Even as an Arizona life plan community and its residents continue to file noise complaints against a live music venue across the street, the in-house music scene is thriving at the community.

Earlier this month, Mirabella at ASU asked the Maricopa County Superior Court for an injunction to prohibit concert venue Shady Park from emitting noise that exceeds the city of Tempe’s community standard. 

Yet residents at the luxury senior living facility are clearly still big fans of the arts. This fall, Mirabella launched a musicians-in-residence program in collaboration with ASU’s School of Music, Dance and Theatre. The program selected four graduate students from the school to reside within the senior living community, rent-free, and perform for the residents. The musicians, who specialize in vocals and playing various instruments, are responsible for at least one performance a week.

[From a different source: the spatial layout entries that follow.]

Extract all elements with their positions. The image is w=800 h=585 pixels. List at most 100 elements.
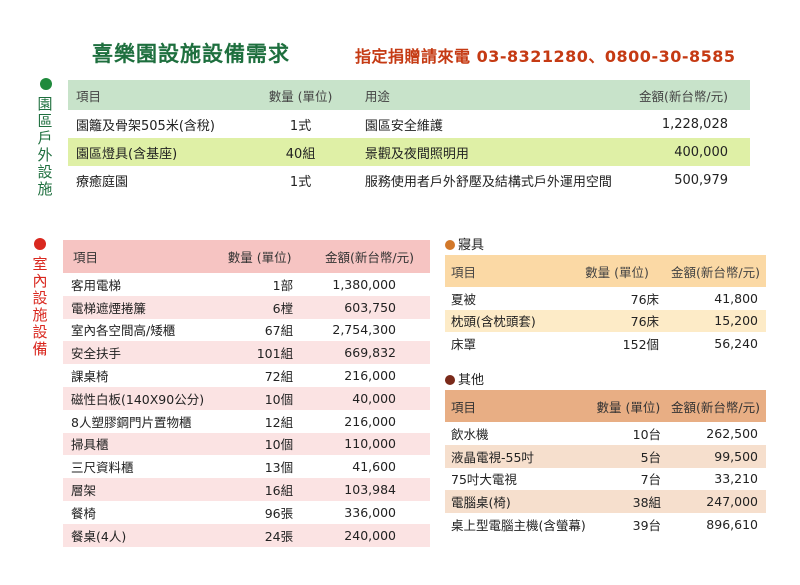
item-quantity: 1式 [289, 118, 312, 134]
table-row: 8人塑膠鋼門片置物櫃 12組 216,000 [63, 409, 430, 433]
item-name: 餐桌(4人) [63, 523, 209, 547]
table-row: 園籬及骨架505米(含稅) 1式 園區安全維護 1,228,028 [68, 110, 750, 138]
bedding-label: 寢具 [458, 238, 485, 253]
table-row: 掃具櫃 10個 110,000 [63, 432, 430, 456]
item-name: 飲水機 [451, 426, 489, 442]
item-quantity: 40組 [244, 138, 357, 166]
table-header-row: 項目 數量 (單位) 金額(新台幣/元) [445, 390, 766, 422]
item-amount: 1,380,000 [311, 273, 430, 296]
item-amount: 336,000 [311, 500, 430, 524]
item-quantity: 101組 [208, 341, 312, 365]
outdoor-bullet-icon [40, 78, 52, 90]
indoor-bullet-icon [34, 238, 46, 250]
outdoor-label-text: 園區戶外設施 [37, 95, 53, 198]
header-amount: 金額(新台幣/元) [615, 80, 750, 110]
item-name: 安全扶手 [63, 341, 209, 365]
table-row: 液晶電視-55吋 5台 99,500 [445, 444, 766, 468]
item-quantity: 7台 [640, 472, 662, 488]
header-quantity: 數量 (單位) [208, 240, 312, 273]
table-row: 餐桌(4人) 24張 240,000 [63, 523, 430, 547]
donation-contact: 指定捐贈請來電 03-8321280、0800-30-8585 [355, 47, 736, 66]
item-quantity: 10個 [208, 432, 312, 456]
header-amount: 金額(新台幣/元) [311, 240, 430, 273]
item-purpose: 園區安全維護 [364, 118, 443, 134]
other-label: 其他 [458, 373, 485, 388]
item-amount: 247,000 [667, 490, 766, 514]
item-amount: 400,000 [615, 138, 750, 166]
table-header-row: 項目 數量 (單位) 用途 金額(新台幣/元) [68, 80, 750, 110]
item-amount: 40,000 [311, 386, 430, 410]
item-name: 室內各空間高/矮櫃 [63, 318, 209, 342]
item-quantity: 76床 [567, 309, 668, 332]
item-amount: 603,750 [311, 295, 430, 319]
item-quantity: 6樘 [208, 295, 312, 319]
header-quantity: 數量 (單位) [244, 80, 357, 110]
table-row: 安全扶手 101組 669,832 [63, 341, 430, 365]
item-name: 電腦桌(椅) [445, 490, 590, 514]
item-name: 療癒庭園 [76, 174, 129, 190]
item-quantity: 67組 [208, 318, 312, 342]
item-amount: 110,000 [311, 432, 430, 456]
item-quantity: 152個 [622, 336, 660, 352]
table-row: 75吋大電視 7台 33,210 [445, 468, 766, 491]
item-quantity: 5台 [589, 444, 668, 468]
item-amount: 103,984 [311, 478, 430, 501]
item-quantity: 72組 [208, 364, 312, 387]
item-name: 掃具櫃 [63, 432, 209, 456]
item-amount: 56,240 [714, 335, 758, 351]
table-row: 桌上型電腦主機(含螢幕) 39台 896,610 [445, 513, 766, 536]
item-amount: 216,000 [311, 409, 430, 433]
item-name: 園籬及骨架505米(含稅) [76, 118, 215, 134]
header-item: 項目 [445, 255, 568, 287]
item-quantity: 24張 [208, 523, 312, 547]
item-quantity: 16組 [208, 478, 312, 501]
table-row: 磁性白板(140X90公分) 10個 40,000 [63, 386, 430, 410]
item-name: 課桌椅 [63, 364, 209, 387]
other-table: 項目 數量 (單位) 金額(新台幣/元) 飲水機 10台 262,500 液晶電視-… [445, 390, 766, 536]
item-quantity: 10台 [632, 426, 662, 442]
outdoor-table: 項目 數量 (單位) 用途 金額(新台幣/元) 園籬及骨架505米(含稅) 1式… [68, 80, 750, 194]
header-item: 項目 [445, 390, 590, 422]
item-amount: 669,832 [311, 341, 430, 365]
bedding-bullet-icon [445, 240, 455, 250]
table-header-row: 項目 數量 (單位) 金額(新台幣/元) [63, 240, 430, 273]
item-name: 餐椅 [63, 500, 209, 524]
header-amount: 金額(新台幣/元) [667, 255, 766, 287]
table-row: 飲水機 10台 262,500 [445, 422, 766, 445]
table-row: 客用電梯 1部 1,380,000 [63, 273, 430, 296]
item-amount: 41,600 [311, 455, 430, 479]
table-row: 室內各空間高/矮櫃 67組 2,754,300 [63, 318, 430, 342]
item-name: 三尺資料櫃 [63, 455, 209, 479]
item-amount: 216,000 [311, 364, 430, 387]
other-section-heading: 其他 [445, 369, 484, 388]
header-item: 項目 [63, 240, 209, 273]
bedding-table: 項目 數量 (單位) 金額(新台幣/元) 夏被 76床 41,800 枕頭(含枕頭套… [445, 255, 766, 355]
table-row: 層架 16組 103,984 [63, 478, 430, 501]
item-amount: 33,210 [714, 471, 758, 487]
item-name: 床罩 [451, 336, 477, 352]
item-amount: 2,754,300 [311, 318, 430, 342]
item-name: 夏被 [451, 291, 477, 307]
indoor-label-text: 室內設施設備 [32, 255, 48, 358]
table-row: 電梯遮煙捲簾 6樘 603,750 [63, 295, 430, 319]
item-amount: 262,500 [706, 425, 758, 441]
header-amount: 金額(新台幣/元) [667, 390, 766, 422]
item-amount: 500,979 [674, 172, 728, 188]
table-row: 床罩 152個 56,240 [445, 332, 766, 355]
table-row: 餐椅 96張 336,000 [63, 500, 430, 524]
header-purpose: 用途 [356, 80, 616, 110]
item-quantity: 1式 [289, 174, 312, 190]
table-row: 園區燈具(含基座) 40組 景觀及夜間照明用 400,000 [68, 138, 750, 166]
item-amount: 1,228,028 [661, 116, 728, 132]
indoor-section-label: 室內設施設備 [32, 256, 50, 358]
item-name: 枕頭(含枕頭套) [445, 309, 568, 332]
item-amount: 41,800 [714, 290, 758, 306]
item-name: 電梯遮煙捲簾 [63, 295, 209, 319]
item-name: 8人塑膠鋼門片置物櫃 [63, 409, 209, 433]
item-quantity: 96張 [208, 500, 312, 524]
indoor-table: 項目 數量 (單位) 金額(新台幣/元) 客用電梯 1部 1,380,000 電梯遮… [63, 240, 430, 547]
table-header-row: 項目 數量 (單位) 金額(新台幣/元) [445, 255, 766, 287]
header-item: 項目 [68, 80, 245, 110]
item-quantity: 10個 [208, 386, 312, 410]
item-quantity: 1部 [208, 273, 312, 296]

Performances occur all around the high-rise complex, which offers 239 independent living apartments and 59 skilled nursing, memory care and assisted living units. The most popular performance locations include the lobby, auditorium and lounge, said Ty Chiko, a doctoral student in voice performance and one of the program’s current musicians-in-residence. 

In addition, the program provides an opportunity for external musicians, typically students and student ensembles within the School of Music, to perform in front of an audience and to use Mirabella as a rehearsal space, he said. Chiko is also using his time at Mirabella to direct the residents’ choir.

“When I heard about working in a senior living community, I thought I could have many grandmothers in one place,” Chiko said. “And being in a community where people don’t want to stop learning and growing is something I’m also passionate about.”

Abigail Sherrill, another musician-in-residence and graduate student studying music therapy, told the State Press that she has found the residents to be welcoming and supportive of her and her fellow graduate students.

“A lot of people here are just lovers of music and we are excited that we’re here to bring all this music to the community,” Sherrill said.